Diatoms in animal feeds

05-10-2010 | |
Dr Hinner Köster Animal Nutrition - Africa

With the global tendency to promote “green” products and ban antibiotics as well as other non-friendly chemical substances, the world is continuously looking at organic alternatives that may be equally effective to prevent increased costs and maintain similar livestock production.

What are diatoms?
One such a mysterious and not commonly known organic substance, Diatoms, coming from Diatomaceous earth, is mined in many parts of the world. In South Africa it is mined from seven different fresh water sources.
Diatoms have been recognized long time ago as an organic product for animal health and nutrition. It is a naturally occurring, silicon rich sedimentary rock made up of fossilized remains of millions of diatoms, a type of hard-shelled plant algae originally deposited millions of years ago in the earth from dried up seas and lakes. Once Diatomaceous earth is mined, it can be milled or processed into a myriad of types for an even greater variety of uses.
Important for livestock production is to use food grade Diatomaceous earth of sufficient purity and free from clays and that is produced from natural freshwater sources.
Diatoms used in livestock and poultry are primarily amorphous silica (>86% silicon), and is not a health hazard. The Nobel Prize winner for chemistry, Professor Adolf Butenant proved that life cannot exist without Silica. At the same time Dr. Barbara Hendel stated that "Silica is the most important trace mineral for human health!"
Diatoms in livestock and poultry production
Food grade Diatom users until now have reported four distinct uses in livestock and poultry production, namely insect and parasite control, mineralization, deodorization/absorption, and grain protection.
At this stage one must admit that each use for Diatoms has its own folklore, facts and fiction associated with it. Many uses are strictly reports of what people have done with the food grade Diatoms.
More proper scientific work is therefore required to confirm the many positive testimonies and some peer reviewed work that already exists to give this product its rightful place in more effective and competitive “green” livestock food production practises.
Dose response studies are required with the focus on animal performance and health improvement, rumen buffering capacity, digestive improvement, and parasite and fly control.
At the same time it must also be determined whether Diatoms can either replace, or works in synergism, with growth promoting antimicrobials and antibiotics in livestock and poultry.
Parasite and insect control
It is true, that when used under the correct conditions, almost any chemical substance is ‘safe’, but when used under the wrong conditions many insecticides can be a threat to health and/or the environment. The biggest driving force in the development of new insecticides has been the desire to replace toxic insecticides with “green products” to minimize the negative effects on the ecology in wilderness areas.
Diatoms have been used for at least two decades as a natural de-wormer for animals to get rid of unwanted parasites, worms, etc. Regardless of the method of operation not fully defined yet, farmers report definite control. More scientific evidence is required though to prove the different theories that exist in how it operates.
Feeding Diatoms to even healthy poultry or livestock often shows gains in production. This gain could probably be attributed to any single or combination of factors. However, the properties it contains in improving the absorption of other minerals and trace minerals, in particular the effect of silicon on improved overall mineralization (e.g. bone) as scientific studies have clearly proven, could be a good reason for some of the enhanced performance.

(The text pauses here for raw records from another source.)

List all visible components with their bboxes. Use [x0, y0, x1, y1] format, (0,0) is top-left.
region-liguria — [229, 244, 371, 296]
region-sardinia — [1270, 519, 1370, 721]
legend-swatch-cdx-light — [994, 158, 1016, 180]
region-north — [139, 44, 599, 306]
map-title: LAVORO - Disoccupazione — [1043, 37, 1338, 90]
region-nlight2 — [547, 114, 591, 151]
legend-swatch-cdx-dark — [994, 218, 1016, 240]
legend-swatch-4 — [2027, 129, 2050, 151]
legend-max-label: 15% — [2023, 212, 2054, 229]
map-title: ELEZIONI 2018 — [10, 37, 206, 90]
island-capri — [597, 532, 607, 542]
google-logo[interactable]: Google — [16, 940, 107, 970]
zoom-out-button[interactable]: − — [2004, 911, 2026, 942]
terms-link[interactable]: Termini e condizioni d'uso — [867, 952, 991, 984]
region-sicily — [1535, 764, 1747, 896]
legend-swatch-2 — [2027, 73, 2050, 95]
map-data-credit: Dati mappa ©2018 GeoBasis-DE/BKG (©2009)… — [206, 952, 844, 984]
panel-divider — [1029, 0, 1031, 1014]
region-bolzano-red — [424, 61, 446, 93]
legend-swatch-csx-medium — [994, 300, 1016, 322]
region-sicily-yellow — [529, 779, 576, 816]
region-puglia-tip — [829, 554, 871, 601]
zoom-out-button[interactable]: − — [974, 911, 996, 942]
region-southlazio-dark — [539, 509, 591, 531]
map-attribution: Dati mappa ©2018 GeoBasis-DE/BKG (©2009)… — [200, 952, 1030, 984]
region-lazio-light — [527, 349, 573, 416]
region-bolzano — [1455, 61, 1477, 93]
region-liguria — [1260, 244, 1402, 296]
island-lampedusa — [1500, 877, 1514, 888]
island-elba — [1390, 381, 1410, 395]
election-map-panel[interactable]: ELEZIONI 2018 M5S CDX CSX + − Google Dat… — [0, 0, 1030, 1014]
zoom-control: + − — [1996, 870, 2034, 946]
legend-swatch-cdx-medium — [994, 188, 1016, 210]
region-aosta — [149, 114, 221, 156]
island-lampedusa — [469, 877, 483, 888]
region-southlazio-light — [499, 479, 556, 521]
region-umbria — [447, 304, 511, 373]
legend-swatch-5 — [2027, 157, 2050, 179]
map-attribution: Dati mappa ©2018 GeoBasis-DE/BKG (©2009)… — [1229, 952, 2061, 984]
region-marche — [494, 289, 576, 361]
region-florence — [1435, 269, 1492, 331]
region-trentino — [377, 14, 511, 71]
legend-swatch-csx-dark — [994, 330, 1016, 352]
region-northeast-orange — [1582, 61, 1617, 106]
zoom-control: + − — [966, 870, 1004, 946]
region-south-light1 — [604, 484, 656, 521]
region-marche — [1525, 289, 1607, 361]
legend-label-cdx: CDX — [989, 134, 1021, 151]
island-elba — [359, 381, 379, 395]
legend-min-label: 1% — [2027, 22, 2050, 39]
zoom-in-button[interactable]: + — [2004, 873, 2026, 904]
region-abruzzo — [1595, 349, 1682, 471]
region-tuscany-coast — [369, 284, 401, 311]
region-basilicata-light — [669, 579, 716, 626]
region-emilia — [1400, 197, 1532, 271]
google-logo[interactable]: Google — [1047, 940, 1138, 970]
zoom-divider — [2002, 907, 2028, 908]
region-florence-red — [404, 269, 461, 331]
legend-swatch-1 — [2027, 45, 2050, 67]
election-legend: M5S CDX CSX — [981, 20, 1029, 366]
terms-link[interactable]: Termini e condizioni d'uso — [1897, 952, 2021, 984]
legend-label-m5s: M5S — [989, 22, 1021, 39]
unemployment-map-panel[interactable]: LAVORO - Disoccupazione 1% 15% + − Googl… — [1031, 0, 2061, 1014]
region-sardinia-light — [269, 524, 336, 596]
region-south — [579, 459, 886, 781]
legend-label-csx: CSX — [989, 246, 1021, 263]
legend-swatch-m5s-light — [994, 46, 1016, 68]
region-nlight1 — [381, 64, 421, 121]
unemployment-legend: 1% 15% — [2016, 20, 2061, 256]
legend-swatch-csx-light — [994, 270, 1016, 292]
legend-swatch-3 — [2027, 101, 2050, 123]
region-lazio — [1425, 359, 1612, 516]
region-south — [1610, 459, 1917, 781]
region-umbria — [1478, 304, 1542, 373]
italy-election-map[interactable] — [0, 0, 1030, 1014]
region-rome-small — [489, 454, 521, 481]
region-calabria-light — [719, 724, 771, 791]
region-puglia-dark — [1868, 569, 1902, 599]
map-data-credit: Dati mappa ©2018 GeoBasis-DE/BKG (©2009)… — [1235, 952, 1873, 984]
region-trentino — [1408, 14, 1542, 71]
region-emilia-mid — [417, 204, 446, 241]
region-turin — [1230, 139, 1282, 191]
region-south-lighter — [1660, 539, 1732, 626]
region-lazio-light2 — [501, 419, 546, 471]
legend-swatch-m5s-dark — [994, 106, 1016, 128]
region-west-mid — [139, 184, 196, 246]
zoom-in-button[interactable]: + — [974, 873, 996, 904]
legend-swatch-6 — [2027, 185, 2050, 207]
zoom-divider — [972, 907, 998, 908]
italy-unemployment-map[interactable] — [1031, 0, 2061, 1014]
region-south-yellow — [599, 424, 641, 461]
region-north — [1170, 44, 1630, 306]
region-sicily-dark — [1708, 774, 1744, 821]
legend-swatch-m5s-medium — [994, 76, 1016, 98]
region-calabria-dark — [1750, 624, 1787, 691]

Since deodorizing and absorption are natural functions of Diatoms they can be added as another major farm use benefit. Two functions will continue to happen as undigested Diatoms pass through with manure.

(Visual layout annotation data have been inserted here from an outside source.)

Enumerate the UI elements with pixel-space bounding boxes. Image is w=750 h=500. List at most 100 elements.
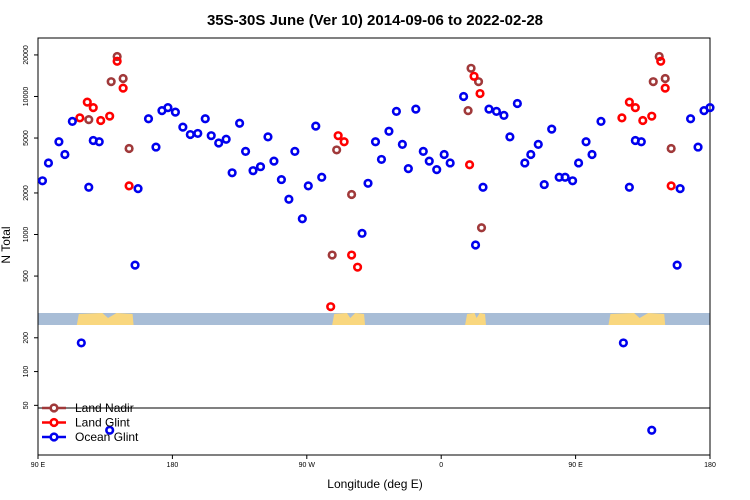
land-glint-point-23 [660,83,670,93]
chart-title: 35S-30S June (Ver 10) 2014-09-06 to 2022… [207,12,543,29]
upper-y-tick-label-5: 10000 [23,87,30,107]
land-nadir-point-1 [84,114,94,125]
ocean-glint-point-71 [587,149,597,160]
ocean-glint-point-7 [84,182,94,192]
ocean-glint-point-74 [624,182,634,192]
ocean-glint-point-44 [391,106,402,116]
ocean-glint-point-34 [290,146,300,157]
lower-y-tick-label-1: 50 [23,401,30,409]
ocean-glint-point-12 [133,184,143,194]
x-tick-label-4: 0 [439,462,443,469]
ocean-glint-point-32 [276,174,287,185]
ocean-glint-point-55 [478,182,488,192]
ocean-glint-point-21 [200,114,210,124]
land-glint-point-1 [75,113,85,123]
ocean-glint-point-23 [214,138,224,148]
land-glint-point-3 [88,103,98,113]
ocean-glint-point-56 [484,104,494,114]
ocean-glint-point-54 [470,240,481,250]
ocean-glint-point-83 [705,103,715,113]
land-glint-point-20 [638,115,648,126]
ocean-glint-point-42 [376,154,387,165]
land-nadir-point-5 [124,143,134,154]
land-segment-4 [608,313,666,325]
ocean-glint-point-72 [596,116,606,126]
ocean-glint-point-29 [255,162,266,172]
ocean-glint-point-37 [311,121,321,131]
legend-label-ocean-glint: Ocean Glint [75,430,139,444]
ocean-glint-point-13 [143,114,154,124]
ocean-glint-point-14 [151,142,161,152]
land-nadir-point-14 [654,51,664,62]
ocean-glint-point-22 [206,131,216,141]
ocean-glint-point-76 [636,137,646,147]
ocean-glint-point-39 [357,228,367,238]
upper-y-tick-label-3: 2000 [23,185,30,201]
ocean-glint-point-43 [384,126,394,136]
axes: 90 E 180 90 W 0 90 E 180 500 1000 2000 5000 10000 2… [23,37,716,469]
upper-y-tick-label-6: 20000 [23,45,30,65]
ocean-glint-point-5 [67,116,77,126]
ocean-glint-point-35 [297,214,307,224]
x-tick-label-2: 180 [167,462,179,469]
legend-marker-land-glint [49,417,59,428]
ocean-glint-point-25 [227,168,237,178]
land-nadir-point-16 [666,143,676,154]
land-nadir-point-3 [112,51,122,62]
legend-marker-land-nadir [49,403,59,413]
ocean-glint-point-4 [60,149,70,160]
ocean-glint-point-53 [459,91,469,102]
ocean-glint-point-38 [317,172,327,182]
land-ocean-band [38,313,710,325]
land-nadir-point-15 [660,73,670,84]
ocean-glint-point-28 [248,166,258,176]
ocean-glint-point-67 [560,172,570,182]
ocean-glint-point-17 [170,107,180,117]
ocean-glint-point-36 [303,181,313,191]
land-nadir-point-2 [106,77,116,87]
land-nadir-point-8 [347,189,357,200]
land-glint-point-2 [82,97,92,107]
plot-frame [37,37,711,456]
ocean-glint-point-70 [581,137,591,147]
land-glint-point-8 [124,181,134,191]
land-nadir-point-10 [466,63,476,73]
land-segment-1 [76,313,134,325]
ocean-band [38,313,710,325]
ocean-glint-point-6 [76,338,86,348]
ocean-glint-point-63 [533,139,543,149]
ocean-glint-point-41 [370,137,381,147]
ocean-glint-point-31 [269,156,279,166]
ocean-glint-point-61 [520,158,530,168]
ocean-glint-point-19 [185,129,195,140]
ocean-glint-point-46 [403,164,413,174]
ocean-glint-point-20 [193,128,203,139]
legend-marker-ocean-glint [49,432,59,442]
upper-y-tick-label-2: 1000 [23,227,30,243]
ocean-glint-point-1 [37,176,48,186]
land-nadir-point-4 [118,73,128,84]
ocean-glint-point-51 [439,149,449,160]
land-glint-point-12 [347,250,357,260]
ocean-glint-point-68 [568,176,578,186]
land-nadir-point-6 [327,250,337,260]
upper-y-tick-label-1: 500 [23,270,30,282]
x-tick-label-6: 180 [704,462,716,469]
land-glint-point-9 [326,302,336,312]
ocean-glint-point-79 [675,184,685,194]
x-tick-label-5: 90 E [568,462,583,469]
ocean-glint-point-16 [163,103,173,113]
land-nadir-point-13 [648,77,658,87]
ocean-glint-point-62 [526,149,536,160]
ocean-glint-point-48 [418,146,428,157]
land-glint-point-10 [333,131,343,141]
legend-label-land-glint: Land Glint [75,416,130,430]
ocean-glint-point-30 [263,132,273,142]
ocean-glint-point-60 [512,98,522,109]
land-glint-point-24 [666,181,676,191]
data-points [37,51,715,435]
ocean-glint-point-11 [130,260,140,270]
legend-label-land-nadir: Land Nadir [75,401,134,415]
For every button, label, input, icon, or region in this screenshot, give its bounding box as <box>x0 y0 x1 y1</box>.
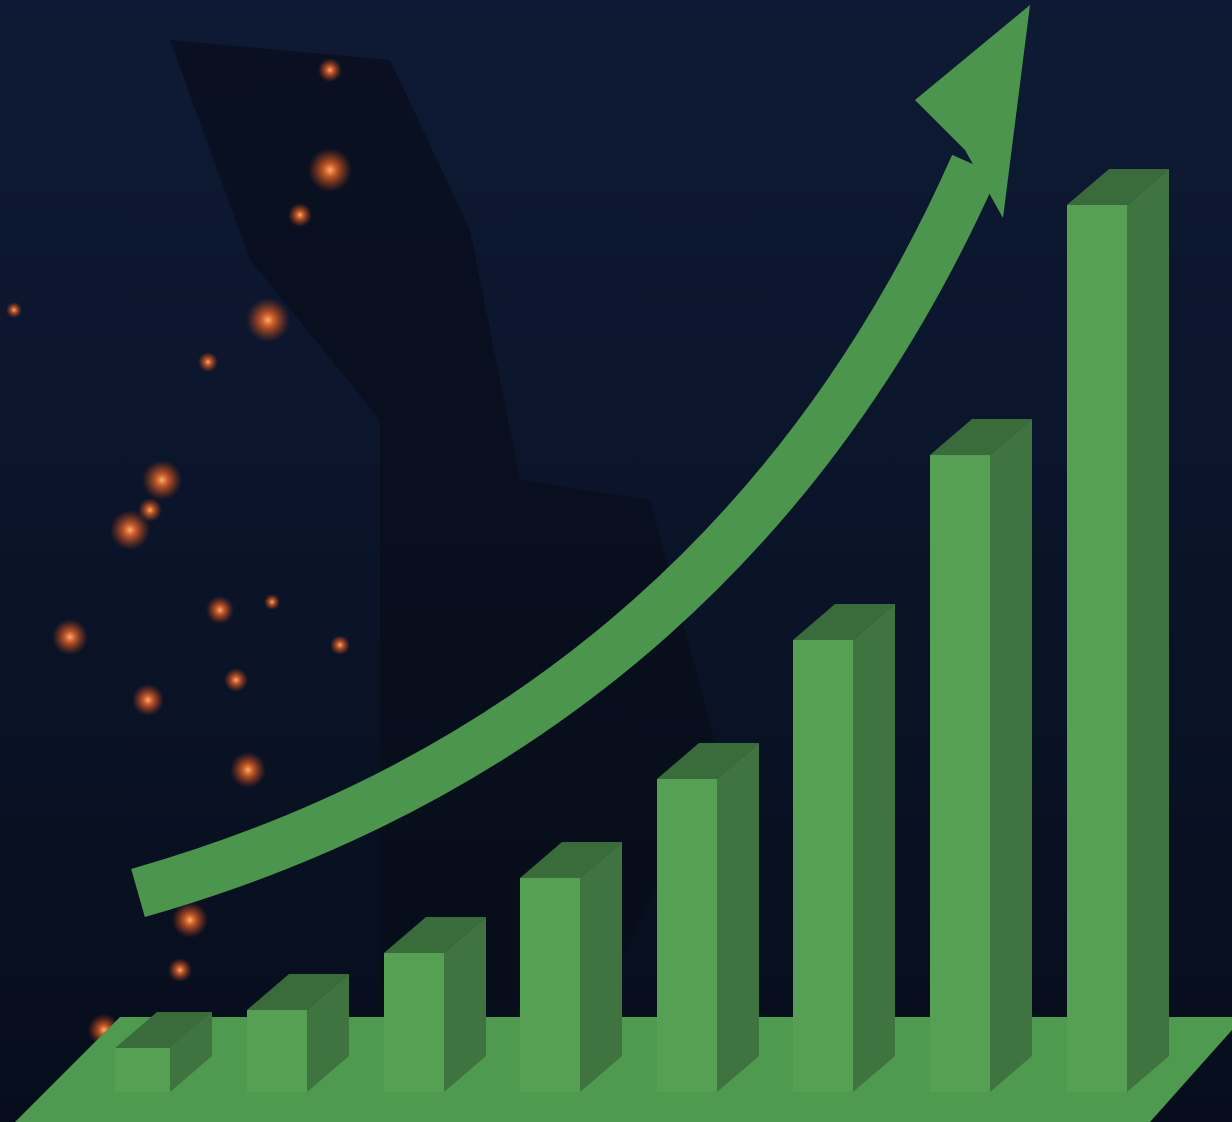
glow <box>168 958 192 982</box>
bar-front <box>384 953 444 1092</box>
bar-3d <box>115 1012 212 1092</box>
bar-3d <box>384 917 486 1092</box>
bar-side <box>580 842 622 1092</box>
glow <box>138 498 162 522</box>
bar-side <box>853 604 895 1092</box>
bar-top <box>1067 169 1169 205</box>
bar-front <box>793 640 853 1092</box>
glow-lights <box>6 58 352 1046</box>
bar-3d <box>520 842 622 1092</box>
bar-side <box>170 1012 212 1092</box>
arrow-head <box>915 5 1030 218</box>
bar-top <box>520 842 622 878</box>
bar-side <box>444 917 486 1092</box>
bar-front <box>520 878 580 1092</box>
bar-top <box>793 604 895 640</box>
bar-front <box>247 1010 307 1092</box>
bar-front <box>657 779 717 1092</box>
bar-3d <box>657 743 759 1092</box>
bar-top <box>930 419 1032 455</box>
bars <box>115 169 1169 1092</box>
bar-top <box>247 974 349 1010</box>
glow <box>224 668 248 692</box>
glow <box>110 510 150 550</box>
bar-3d <box>930 419 1032 1092</box>
bar-side <box>990 419 1032 1092</box>
bar-front <box>1067 205 1127 1092</box>
bar-side <box>717 743 759 1092</box>
growth-arrow <box>131 5 1030 918</box>
bar-top <box>657 743 759 779</box>
bar-top <box>384 917 486 953</box>
glow <box>230 752 266 788</box>
glow <box>52 619 88 655</box>
glow <box>198 352 218 372</box>
glow <box>6 302 22 318</box>
bar-side <box>1127 169 1169 1092</box>
glow <box>206 596 234 624</box>
bar-3d <box>247 974 349 1092</box>
glow <box>288 203 312 227</box>
bar-front <box>115 1048 170 1092</box>
bar-top <box>115 1012 212 1048</box>
glow <box>308 148 352 192</box>
glow <box>264 594 280 610</box>
bar-3d <box>1067 169 1169 1092</box>
glow <box>172 902 208 938</box>
glow <box>318 58 342 82</box>
bar-side <box>307 974 349 1092</box>
tower-silhouette <box>170 40 720 1000</box>
bar-3d <box>793 604 895 1092</box>
glow <box>246 298 290 342</box>
glow <box>330 635 350 655</box>
glow <box>132 684 164 716</box>
glow <box>142 460 182 500</box>
bar-front <box>930 455 990 1092</box>
arrow-shaft <box>131 154 998 918</box>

Reduced fly hatching is usually observed in manure from livestock fed Diatoms. There is no reason why it will not be very effective in the bedding of broiler and free range layer chickens.

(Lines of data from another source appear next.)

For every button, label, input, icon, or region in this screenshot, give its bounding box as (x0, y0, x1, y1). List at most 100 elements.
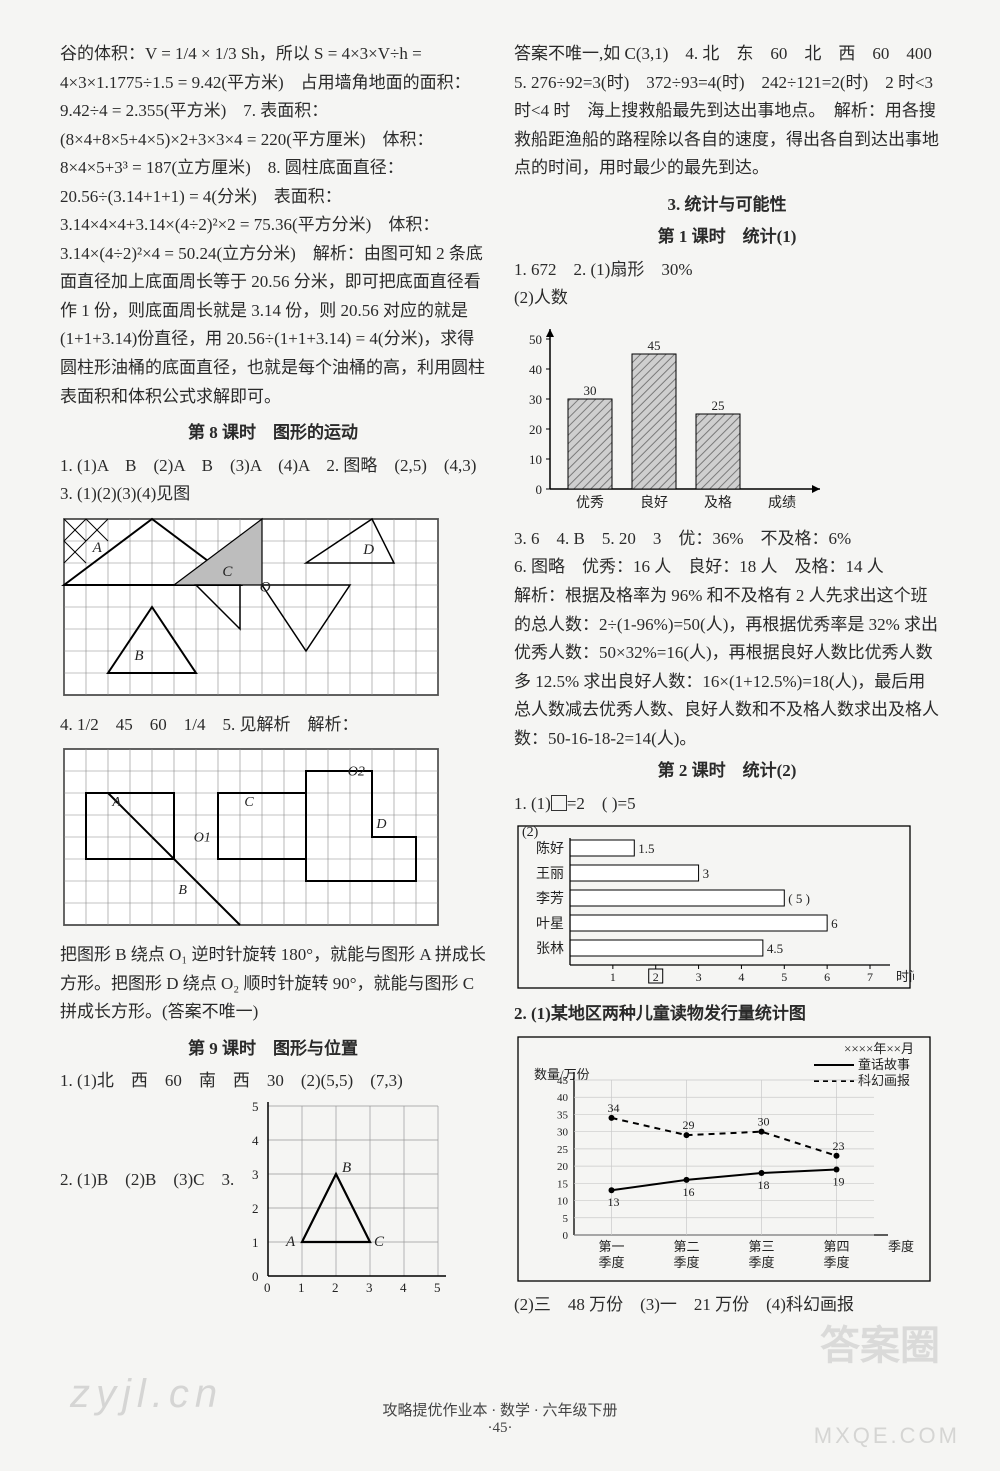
svg-text:40: 40 (557, 1092, 569, 1104)
svg-text:13: 13 (608, 1195, 620, 1209)
svg-text:4: 4 (738, 970, 744, 984)
svg-text:20: 20 (557, 1161, 569, 1173)
lesson-2-title: 第 2 课时 统计(2) (514, 757, 940, 786)
svg-text:10: 10 (557, 1195, 569, 1207)
section-9-title: 第 9 课时 图形与位置 (60, 1035, 486, 1064)
svg-text:D: D (375, 817, 386, 832)
c1-line-2: (2)人数 (514, 284, 940, 313)
svg-text:25: 25 (712, 398, 725, 413)
svg-text:45: 45 (557, 1075, 569, 1087)
svg-text:1: 1 (252, 1235, 259, 1250)
svg-text:B: B (342, 1160, 351, 1176)
footer: 攻略提优作业本 · 数学 · 六年级下册 ·45· (0, 1399, 1000, 1437)
left-column: 谷的体积：V = 1/4 × 1/3 Sh，所以 S = 4×3×V÷h = 4… (60, 40, 486, 1319)
svg-text:第三: 第三 (748, 1239, 774, 1254)
svg-text:6: 6 (824, 970, 830, 984)
svg-text:A: A (92, 540, 103, 556)
svg-text:A: A (111, 795, 121, 810)
s9-answers-1: 1. (1)北 西 60 南 西 30 (2)(5,5) (7,3) (60, 1067, 486, 1096)
svg-text:李芳: 李芳 (536, 890, 564, 907)
c1-line-4: 6. 图略 优秀：16 人 良好：18 人 及格：14 人 (514, 553, 940, 582)
svg-text:良好: 良好 (640, 495, 668, 511)
grid-figure-1: ABCOD (60, 515, 486, 705)
svg-text:5: 5 (563, 1213, 569, 1225)
svg-text:王丽: 王丽 (536, 867, 564, 882)
svg-text:1.5: 1.5 (638, 841, 654, 856)
svg-text:B: B (134, 648, 143, 664)
svg-text:10: 10 (529, 452, 542, 467)
svg-text:季度: 季度 (598, 1255, 624, 1270)
svg-text:4.5: 4.5 (767, 941, 783, 956)
svg-text:25: 25 (557, 1144, 569, 1156)
right-para-1: 答案不唯一,如 C(3,1) 4. 北 东 60 北 西 60 400 5. 2… (514, 40, 940, 183)
svg-text:4: 4 (400, 1280, 407, 1295)
svg-text:7: 7 (867, 970, 873, 984)
section-3-title: 3. 统计与可能性 (514, 191, 940, 220)
svg-text:2: 2 (653, 970, 659, 984)
svg-text:C: C (374, 1234, 385, 1250)
svg-text:C: C (244, 795, 254, 810)
svg-text:5: 5 (434, 1280, 441, 1295)
svg-text:30: 30 (584, 383, 597, 398)
svg-text:0: 0 (252, 1269, 259, 1284)
svg-text:20: 20 (529, 422, 542, 437)
svg-text:D: D (362, 542, 374, 558)
svg-text:2: 2 (252, 1201, 259, 1216)
s8-answers-1: 1. (1)A B (2)A B (3)A (4)A 2. 图略 (2,5) (… (60, 452, 486, 509)
svg-text:18: 18 (758, 1178, 770, 1192)
svg-text:29: 29 (683, 1118, 695, 1132)
right-column: 答案不唯一,如 C(3,1) 4. 北 东 60 北 西 60 400 5. 2… (514, 40, 940, 1319)
left-para-1: 谷的体积：V = 1/4 × 1/3 Sh，所以 S = 4×3×V÷h = 4… (60, 40, 486, 411)
c2-line-1: 1. (1)=2 ( )=5 (514, 790, 940, 819)
svg-text:30: 30 (557, 1127, 569, 1139)
svg-text:××××年××月: ××××年××月 (844, 1041, 914, 1056)
svg-text:第四: 第四 (823, 1239, 849, 1254)
svg-text:陈好: 陈好 (536, 840, 564, 857)
s8-answers-4: 4. 1/2 45 60 1/4 5. 见解析 解析： (60, 711, 486, 740)
svg-text:科幻画报: 科幻画报 (858, 1073, 910, 1088)
svg-text:23: 23 (833, 1139, 845, 1153)
svg-text:19: 19 (833, 1174, 845, 1188)
svg-text:0: 0 (264, 1280, 271, 1295)
svg-text:季度: 季度 (673, 1255, 699, 1270)
svg-text:0: 0 (536, 482, 543, 497)
svg-text:1: 1 (610, 970, 616, 984)
svg-text:及格: 及格 (704, 495, 732, 511)
svg-text:30: 30 (529, 392, 542, 407)
svg-text:16: 16 (683, 1185, 695, 1199)
bar-chart: 0102030405030优秀45良好25及格成绩 (514, 319, 940, 519)
line-chart: ××××年××月童话故事科幻画报数量/万份051015202530354045第… (514, 1035, 940, 1285)
svg-text:40: 40 (529, 362, 542, 377)
svg-text:B: B (178, 883, 187, 898)
svg-text:O: O (260, 579, 271, 595)
svg-text:1: 1 (298, 1280, 305, 1295)
svg-text:张林: 张林 (536, 941, 564, 957)
svg-text:3: 3 (703, 866, 710, 881)
svg-text:2: 2 (332, 1280, 339, 1295)
svg-text:0: 0 (563, 1230, 569, 1242)
svg-text:6: 6 (831, 916, 838, 931)
svg-text:15: 15 (557, 1178, 569, 1190)
svg-text:季度: 季度 (823, 1255, 849, 1270)
svg-text:时间/时: 时间/时 (896, 969, 914, 984)
svg-text:季度: 季度 (888, 1239, 914, 1254)
svg-text:( 5 ): ( 5 ) (788, 891, 810, 906)
svg-text:成绩: 成绩 (768, 495, 796, 511)
s9-answers-2: 2. (1)B (2)B (3)C 3. (60, 1096, 234, 1195)
svg-text:第一: 第一 (598, 1239, 624, 1254)
svg-text:3: 3 (252, 1167, 259, 1182)
lesson-1-title: 第 1 课时 统计(1) (514, 223, 940, 252)
svg-text:30: 30 (758, 1115, 770, 1129)
svg-text:34: 34 (608, 1101, 620, 1115)
svg-text:35: 35 (557, 1109, 569, 1121)
watermark-r1: 答案圈 (820, 1313, 940, 1371)
svg-text:3: 3 (366, 1280, 373, 1295)
svg-text:O1: O1 (194, 831, 211, 846)
c1-line-3: 3. 6 4. B 5. 20 3 优：36% 不及格：6% (514, 525, 940, 554)
svg-text:叶星: 叶星 (536, 916, 564, 932)
svg-text:4: 4 (252, 1133, 259, 1148)
grid-figure-3: 001122334455ABC (242, 1102, 452, 1302)
svg-text:(2): (2) (522, 825, 539, 840)
svg-text:童话故事: 童话故事 (858, 1057, 910, 1072)
c1-line-1: 1. 672 2. (1)扇形 30% (514, 256, 940, 285)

Evidence also shows that it binds NH3 very effectively, which will have beneficial health effects and is a reason for the product being such a good odour reducer in most intensive farming operations.
Each individual Diatom shell also has a strong negative charge. Because of the strong charge it acts as a magnet. Each shell can absorb a large number of positively charged and other unwanted substances, irrespective of whether they may be chemical or in the form of bacteria or viruses.
Diatoms therefore may perhaps be an effective replacer for antibiotic and antimicrobial products commonly used to perform these functions. Recent work also indicated that Escherichia coli, Staphylococcus aureus and Pseudomonas aeruginosa were inactivated by Diatoms 86.8%, 46.7% and 94.5% respectively after only 20 minutes.
The absorption characteristics may probably be one of the most important traits Diatoms could have. Too little peer reviewed work unfortunately still exists, which makes this specific trait one of the key areas that must be researched.